# Notebook for downloading and converting datasets

In [None]:
import os
tmp = os.environ['TMPDIR']

## Helper functions

In [None]:
def step(cnt):
    if cnt%100==0:
        print(f'\r{cnt} data processed', end='')
    return cnt+1

def load_transition1x(fname, selection='all', slient=False):
    """ Adapted from the original transition1x dataset loader, with 
    different selection rules that allows for selecting reactants, 
    products, etc.
    
    Args:
        fname (str): path to the file
        selection (str): "all", "final", "reactant", "product", or "ts"
    """
    assert selection in ("all", "final", "reactant", "product", "ts"), "Unknown selection"
    
    import h5py
    from tips.io import Dataset
    
    meta = {
        'spec': {
            'elems': {'shape': [None], 'dtype': 'int32'},
            'coord': {'shape': [None, 3], 'dtype': 'float32'},
            'e_data': {'shape': [], 'dtype': 'float32'},
            'f_data': {'shape': [None, 3], 'dtype': 'float32'},
        },
        'fmt': 'Transition 1x dataset'
    }
    
    
    def grp2d(formula, rxn, grp):
        """ Iterates through a h5 group (transition 1x ver.)"""
        energies = grp["wB97x_6-31G(d).energy"]
        forces = grp["wB97x_6-31G(d).forces"]
        numbers = list(grp["atomic_numbers"])
        positions = grp["positions"]
        for energy, force, positions in zip(energies, forces, positions):
            d = {
                "e_data": energy.__float__(),
                "f_data": force.tolist(),
                "coord": positions,
                "elem": numbers,
            }
        yield d
    
    def generator():
        h5ds = h5py.File(fname)['data']
        cnt = 0
        def step(cnt):
            if cnt%100==0:
                print(f'\r{cnt} data processed', end='')
            return cnt+1
        
        for formula, grp in h5ds.items():
            for rxn, subgrp in grp.items():
                if selection in ("all", "final", "reactant"):
                    mol = next(grp2d(formula, rxn, subgrp["reactant"]))
                    cnt = step(cnt); yield mol
                    
                if selection in ("all", "final", "product"):
                    mol = next(grp2d(formula, rxn, subgrp["product"]))
                    cnt = step(cnt); yield mol
                    
                if selection in ("final", "ts"):
                    mol = next(grp2d(formula, rxn, subgrp["transition_state"]))
                    cnt = step(cnt); yield mol

                if selection in ("all"):
                    for mol in grp2d(formula, rxn, subgrp):
                        cnt = step(cnt); yield mol
                        
    return Dataset(generator=generator, meta=meta)

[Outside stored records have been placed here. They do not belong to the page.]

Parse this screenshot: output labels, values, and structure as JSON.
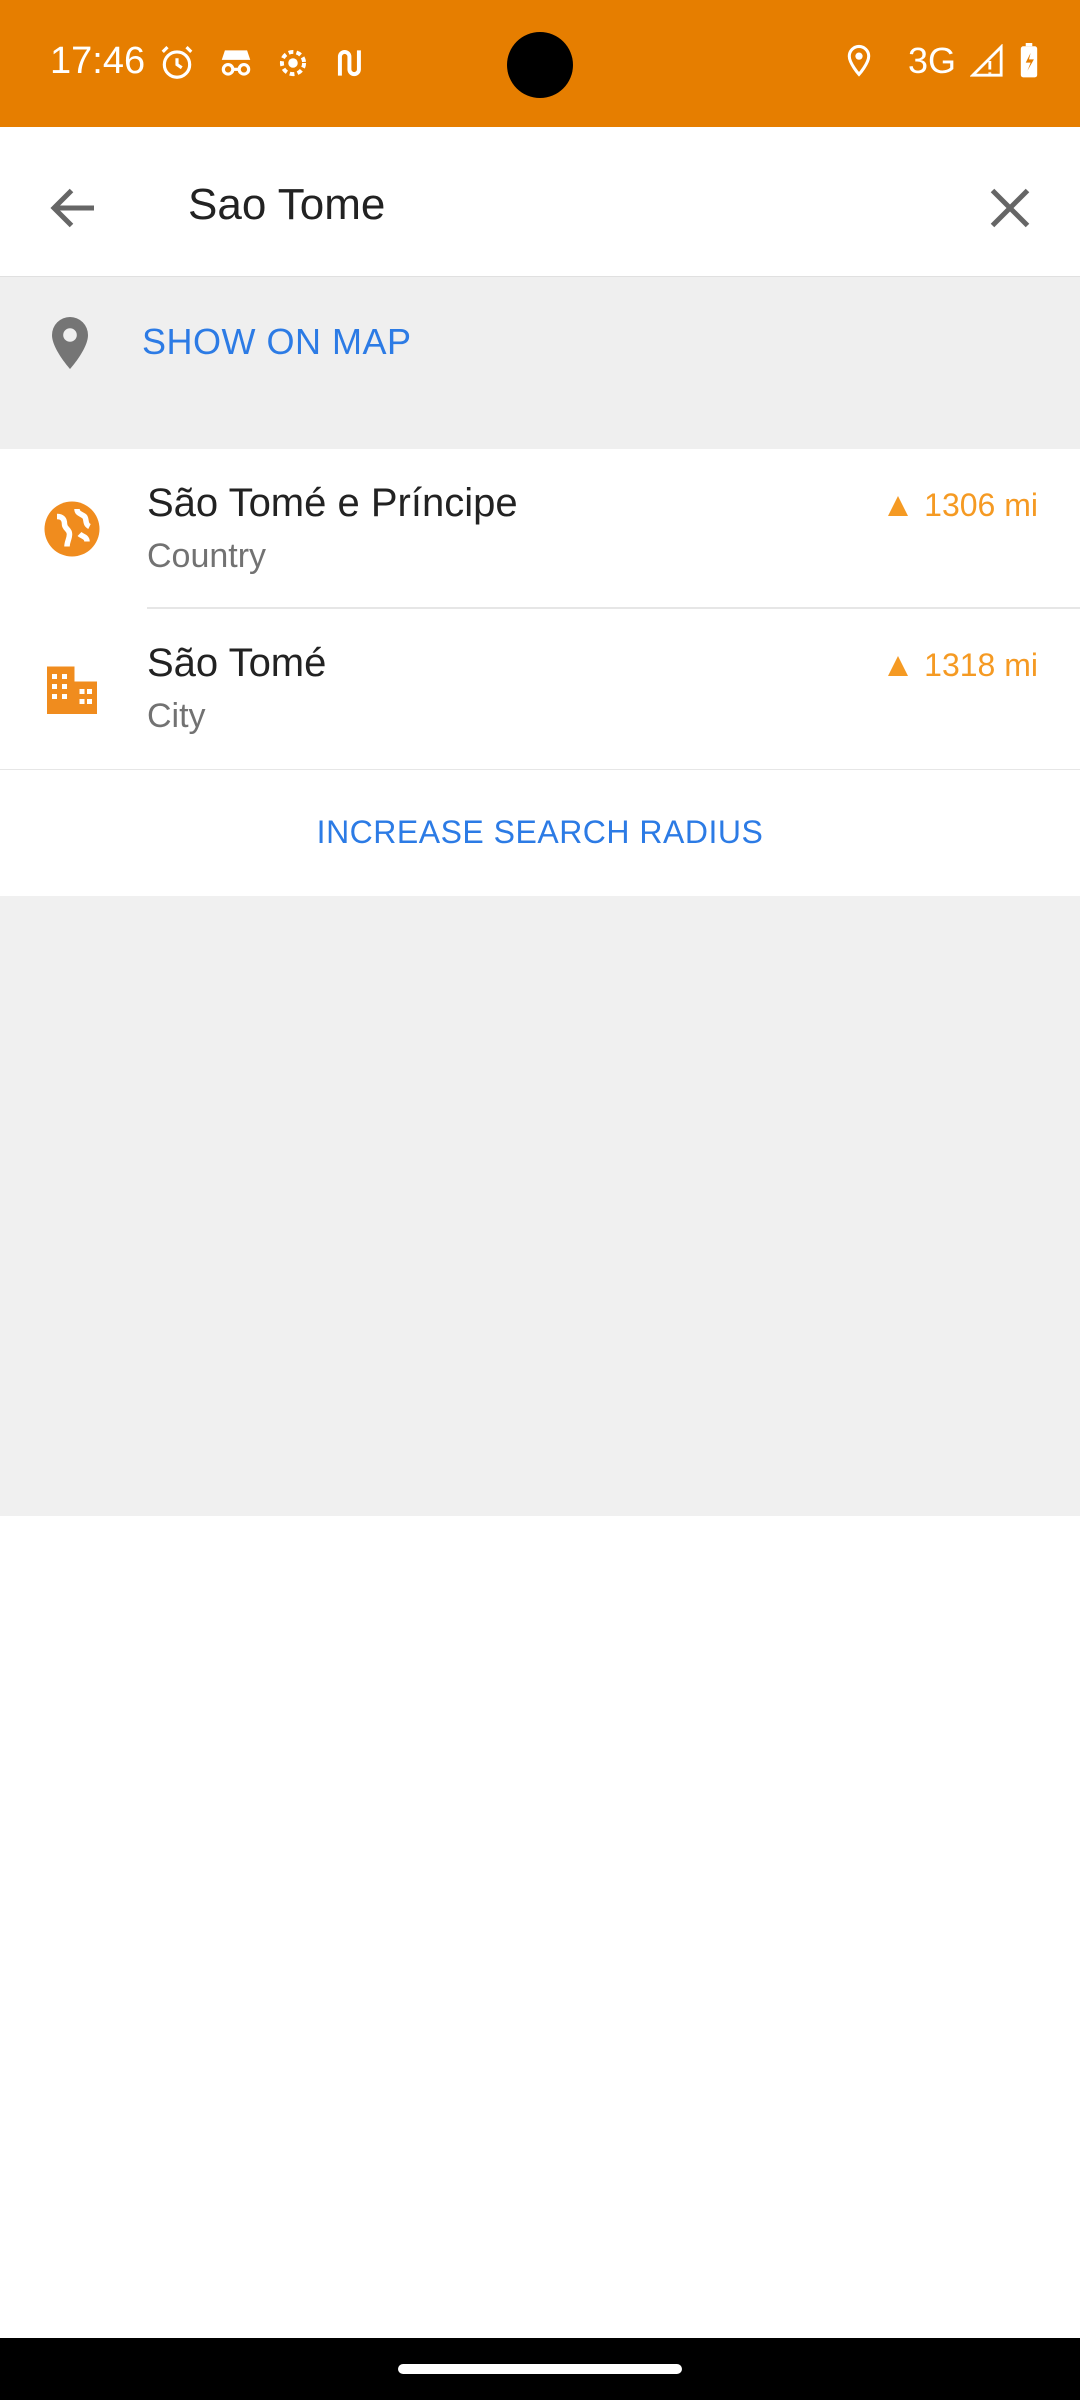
{
  "status_bar": {
    "time": "17:46",
    "icons_left": [
      "alarm-icon",
      "incognito-icon",
      "settings-icon",
      "route-icon"
    ],
    "network": "3G",
    "icons_right": [
      "location-icon",
      "signal-icon",
      "battery-charging-icon"
    ],
    "background": "#E67E00"
  },
  "search": {
    "query": "Sao Tome",
    "back_icon": "arrow-left-icon",
    "clear_icon": "close-icon"
  },
  "show_on_map": {
    "label": "SHOW ON MAP",
    "icon": "map-pin-icon"
  },
  "results": [
    {
      "title": "São Tomé e Príncipe",
      "subtitle": "Country",
      "distance": "1306 mi",
      "icon": "globe-icon"
    },
    {
      "title": "São Tomé",
      "subtitle": "City",
      "distance": "1318 mi",
      "icon": "city-buildings-icon"
    }
  ],
  "increase_radius": {
    "label": "INCREASE SEARCH RADIUS"
  },
  "colors": {
    "accent_blue": "#2C7BE5",
    "accent_orange": "#F59A23",
    "icon_orange": "#F08C1E"
  }
}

def load_qm9x(fname, slient=False):
    import h5py
    from tips.io import Dataset
    
    def grp2d(formula,  grp):
        """ Iterates through a h5 group (QM9x ver.)"""
        energies = grp["energy"]
        forces = grp["forces"]
        numbers = list(grp["atomic_numbers"])
        positions = grp["positions"]
        for energy, force, positions in zip(energies, forces, positions):
            d = {
                "e_data": energy.__float__(),
                "f_data": force.tolist(),
                "coord": positions,
                "elem": numbers,
            }
            yield d
    
    meta = {
        'spec': {
            'elems': {'shape': [None], 'dtype': 'int32'},
            'coord': {'shape': [None, 3], 'dtype': 'float32'},
            'e_data': {'shape': [], 'dtype': 'float32'},
            'f_data': {'shape': [None, 3], 'dtype': 'float32'},
        },
        'fmt': 'QM9x dataset'
    }
    
    def generator():
        h5ds = h5py.File(fname)
        cnt = 0
        for formula, grp in h5ds.items():
            for mol in grp2d(formula, grp):
                cnt = step(cnt)
                yield mol
                        
    return Dataset(generator=generator, meta=meta)

## Downdload QM9x

In [None]:
!wget -q -O download_qm9x.py https://gitlab.com/matschreiner/qm9x/-/raw/master/scripts/download_qm9x.py
!python download_qm9x.py {tmp}

## Download Transition 1x

In [None]:
!wget -q -O download_t1x.py https://gitlab.com/matschreiner/Transition1x/-/raw/main/download_t1x.py
!python download_t1x.py {tmp}

## Load and convert T1X

**OPTIONS FOR T1X**
- "reactant", "product", or "ts"
- "final": reactants, products, transition states
- "all": all data from t1x

In [None]:
fname = f'{tmp}/transition1x.h5'
ds = load_transition1x(fname, 'reactant') 
ds.convert('product', fmt='pinn')

In [None]:
fname = f'{tmp}/qm9x.h5'
ds = load_qm9x(fname)
ds.convert('qm9x', fmt='pinn')

## Download and convert QM9

In [None]:
!mkdir -p {tmp}/dsgdb9nsd && curl -sSL https://ndownloader.figshare.com/files/3195389 | tar xj -C {tmp}/dsgdb9nsd

In [None]:
# QM9 support is through the pinn package, note the syntax difference
from pinn.io import load_qm9, write_tfrecord
from glob import glob

def hartree2ev(datum):
    datum['e_data'] = 27.211407953*datum['e_data']
    return datum

filelist = sorted(glob(f'{tmp}/dsgdb9nsd/*.xyz'))
ds = load_qm9(filelist).map(hartree2ev)
write_tfrecord('qm9.yml', ds)